Weeks 9-13 – Squats 3 days per week. Lower volume, but higher intensity when compared to the Base mesocycle. The numbers used on this week are calculated from your newest max.

FULL SMOLOV ROUTINE

Weeks Description
1 – 2 Introductory Microcycle
3 – 6 Base Mesocycle
7 – 8 Switching
9 – 13 Intense Mesocycle

 

INTRODUCTORY MICROCYCLE

Week Day Lifts
1 1 3 x 8 @ 65%, 1 x 5 @ 70%, 2 x 2 @ 75%, 1 x 1 @80%
1 2 3 x 8 @ 65%, 1 x 5 @ 70%, 2 x 2 @ 75%, 1 x 1 @80%
1 3 4 x 5 @ 70%, 1 x 3 @ 75%, 2 x 2 @ 80%, 1 x 1 @90%
2 1 1 x 5 @ 80%
2 2 1 x 5 @ 82.5%
2 3 1 x 5 @ 85%

 

BASE MESOCYCLE

Week Day Lift
3 1 4 x 9@ 70%
3 2 5 x 7@ 75%
3 3 7 x 5@80%
3 4 10 x 3@ 85%
4 1 4 x 9@70 + 20 pound increase from Week 3
4 2 5 x 7@ 75% + 20 pound increase from Week 3
4 3 7 x 5@80% + 20 pound increase from Week 3
4 4 10 x 3@ 85% + 20 pound increase from Week 3
5 1 4 x 9@70 + 30 pound increase from Week 3
5 2 5 x 7@ 75% + 30 pound increase from Week 3
5 3 7 x 5@80% + 30 pound increase from Week 3
5 4 10 x 3@ 85% + 30 pound increase from Week 3
6 1 Rest
6 2 Rest
6 3 Build to 1RM
6 4 Build to 1RM

 

INTENSE MESOCYCLE

Week Day Lift
9 1 1 x 3@ 65%, 1 x 4@ 75%, 3 x 4@ 85%, 1 x 5@ 90%
9 2 1 x 3@ 60%, 1 x 3@ 70%, 1 x 4@ 80%, 1 x 3@ 90%, 2 x 5@ 85%
9 3 1 x 4@ 65%, 1 x 4@ 70%, 5 x 4@ 80%
10 1 1 x 4@ 60%, 1 x 4@70%, 1 x 4@ 80%, 1 x 3@90%, 2 x 4@ 90%
10 2 1 x 3@ 65%, 1 x 3@ 75%, 1 x 3@ 85%, 3 x 3@ 90%, 1 x 3@ 95%
10 3 1 x 3@ 65%, 1 x 3@ 75%, 1 x 4@ 85%, 4 x 5@ 90%
11 1 1 x 3@ 60%, 1 x 3@ 70%, 1 x 3@ 80%, 5 x 5@ 90%
11 2 1 x 3@ 60%, 1 x 3@ 70%, 1 x 3@ 80%, 2 x 3@ 95%
11 3 1 x 3@ 65%, 1 x 3@ 75%, 1 x 3@ 85%, 4 x 3@ 95%
12 1 1 x 3@ 70%, 1 x 4@ 80%, 5 x 5@ 90%
12 2 1 x 3@ 70%, 1 x 3@ 80%, 4 x 3@ 95%
12 3 1 x 3@ 75%, 1 x 4@ 90%, 3 x 4@ 80%
13 1 1 x 3@ 70%, 1 x 3@ 80%, 2 x 5@ 90%, 3 x 4@ 95%
13 2 1 x 4@ 75%, 4 x 4@ 85%
13 3 Build to 1RM

Use our Smolov Squat Routine calculator to simplify things!

 

TIPS FOR SMOLOV

  • Calculate off of a conservative “1RM”. If you calculate too heavy, you have a high chance of failing, or injury (use in the included spreadsheet).
  • Don’t Deadlift (or do anything taxing on the back).

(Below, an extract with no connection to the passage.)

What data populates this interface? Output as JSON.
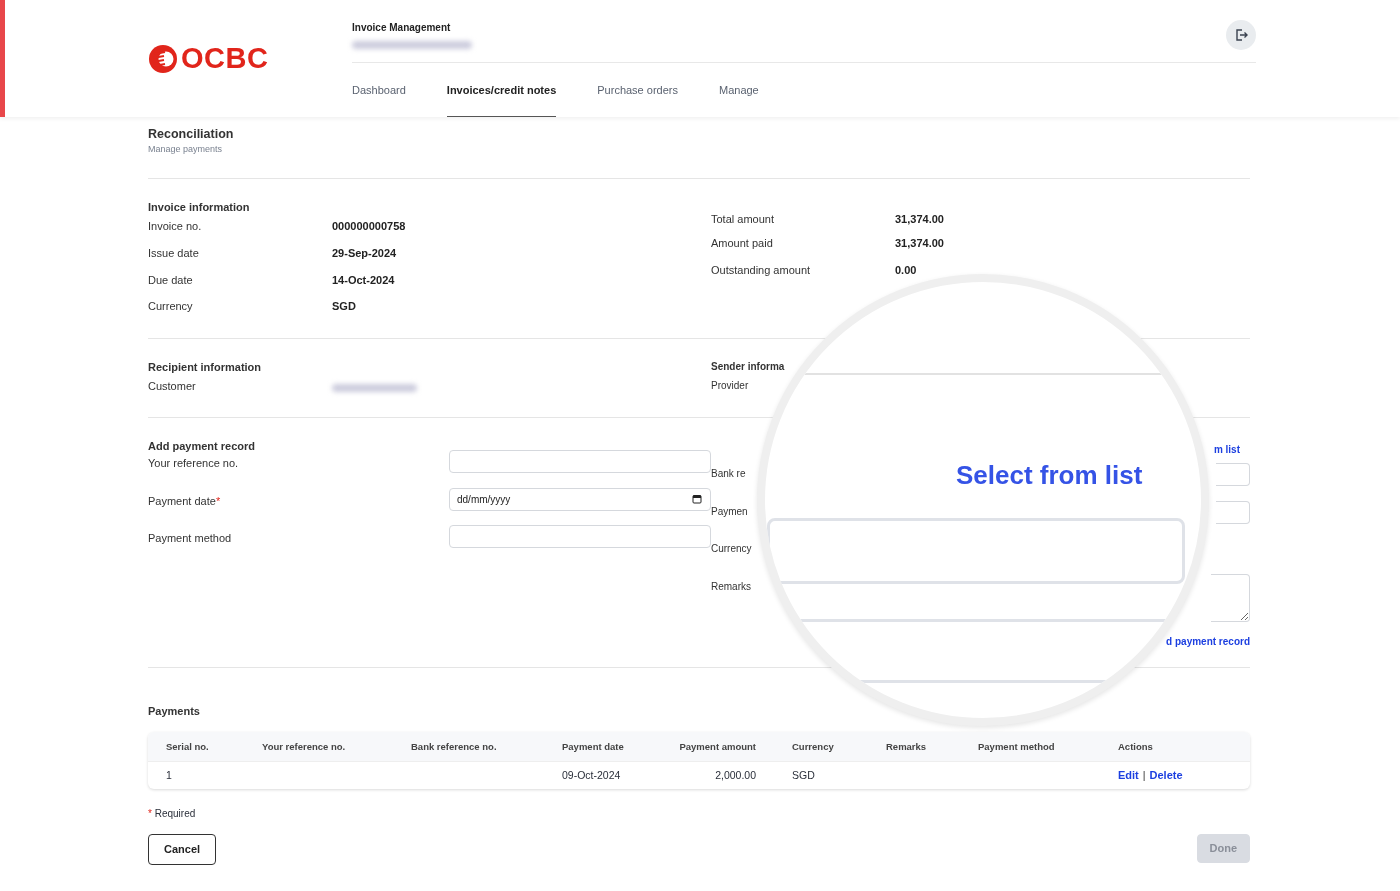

It is recommended to stay far away from anything that requires lower back recovery. You will need to recover all you can.
  • Take action to improve recovery. Eat a large amount of food, and sleep uninterrupted. Starting this cycle when you know daily stress levels will be low is recommended. You may want to invest in something like a foam roller, and other recovery methods.
  • Expect it to be harder than expected! Some lifters report adjusting a bit around week two.